From Davao City, there were at least four Datu Bago Awardees, recipients of the city’s highest recognition, who attended as trainees.

According to Paul, we are the first Filipinos to be trained on Kingian Nonviolence Principles and Practice. And we are overwhelmed by the immense privilege and responsibility as well as excited to apply what we learned in promoting nonviolence in the context of the Philippines.

I was fortunate to be able to attend the two batches because I was assigned to serve as Paul’s training assistant. By the end of the second batch of training, Paul promoted me to “co-trainer” and I am taking it as another sign from the universe that this is the path I am meant to be on.

I am writing this immediately after our last session ended on Sunday. Everything is still marinating inside my head and the experience is so enriching and life-affirming that it would need a series of column pieces to share all my learnings and reflections.

For now, let me just share that learning about the Kingian Nonviolence Conflict Reconciliation principles and practice synthesized everything I learned through the years about how to be fully human and fully alive. It gave me the “whole truth” about how I wish to live my life and the kind of world I want to build. And nonviolence turned out to be not boring at all.

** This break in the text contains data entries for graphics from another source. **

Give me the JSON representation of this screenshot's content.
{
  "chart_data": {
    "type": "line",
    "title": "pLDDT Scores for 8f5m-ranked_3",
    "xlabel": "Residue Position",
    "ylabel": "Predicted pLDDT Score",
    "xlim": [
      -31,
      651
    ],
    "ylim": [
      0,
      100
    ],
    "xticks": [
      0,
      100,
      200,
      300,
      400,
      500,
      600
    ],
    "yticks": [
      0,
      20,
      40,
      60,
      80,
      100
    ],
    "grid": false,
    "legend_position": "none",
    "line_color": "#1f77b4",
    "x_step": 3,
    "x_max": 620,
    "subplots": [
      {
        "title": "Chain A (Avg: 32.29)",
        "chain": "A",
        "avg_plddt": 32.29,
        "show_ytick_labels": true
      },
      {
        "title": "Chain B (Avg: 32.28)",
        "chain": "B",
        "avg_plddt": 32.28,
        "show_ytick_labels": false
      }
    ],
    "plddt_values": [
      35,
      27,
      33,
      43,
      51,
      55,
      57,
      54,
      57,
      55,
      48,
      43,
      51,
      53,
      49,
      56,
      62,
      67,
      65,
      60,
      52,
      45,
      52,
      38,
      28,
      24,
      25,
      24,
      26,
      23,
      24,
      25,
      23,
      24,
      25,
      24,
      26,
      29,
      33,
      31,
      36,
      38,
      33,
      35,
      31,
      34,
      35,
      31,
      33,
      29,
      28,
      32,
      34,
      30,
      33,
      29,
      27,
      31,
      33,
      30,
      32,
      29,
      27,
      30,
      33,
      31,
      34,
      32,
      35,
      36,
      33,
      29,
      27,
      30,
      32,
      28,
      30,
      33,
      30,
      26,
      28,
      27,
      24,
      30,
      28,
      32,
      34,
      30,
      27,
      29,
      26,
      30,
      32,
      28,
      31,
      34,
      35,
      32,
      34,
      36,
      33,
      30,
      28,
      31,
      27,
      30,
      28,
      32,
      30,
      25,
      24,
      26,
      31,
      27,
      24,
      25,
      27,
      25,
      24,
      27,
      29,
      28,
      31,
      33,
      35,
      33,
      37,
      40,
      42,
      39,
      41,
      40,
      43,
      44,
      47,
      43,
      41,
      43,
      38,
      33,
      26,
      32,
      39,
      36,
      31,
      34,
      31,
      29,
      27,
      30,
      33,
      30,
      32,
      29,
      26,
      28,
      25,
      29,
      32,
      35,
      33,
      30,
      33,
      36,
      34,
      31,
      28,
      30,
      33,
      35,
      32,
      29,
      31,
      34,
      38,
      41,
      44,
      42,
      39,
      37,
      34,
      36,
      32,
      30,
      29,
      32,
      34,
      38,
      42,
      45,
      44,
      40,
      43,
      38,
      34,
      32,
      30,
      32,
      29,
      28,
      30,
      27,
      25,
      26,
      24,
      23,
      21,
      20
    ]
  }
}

It gave me the tools I needed to make sense of my own pilgrimage to peace. Dr. King’s famous quotes are more meaningful now after reading his letters and listening to his speeches and learning the stories that inspired those thoughtful words.

As I said in the beginning, I have a great teacher in Paul. He has the extraordinary ability to explain profound concepts in a simple way that made me wish all my teachers were like him. I also wish I could be as good as him and teach the way he does.

When asked how to be like Dr. King, Paul said: “Practice.” You have to do what you believe in. You must be nonviolent not only some of the time but all of the time; not just in some way, but all the way.

We still pressed. But how? “When you know better, you will do better.”

In the 1989 movie “Field of Dreams,” the character of Kevin Costner hears a strange whisper: “If you build it, he will come.”

Tita Inday and her Kahayag team built “Bahayahay” with a function hall and several rooms without really knowing what it will be for. Now we know it will be where the first Filipino Kingian nonviolence movement begins.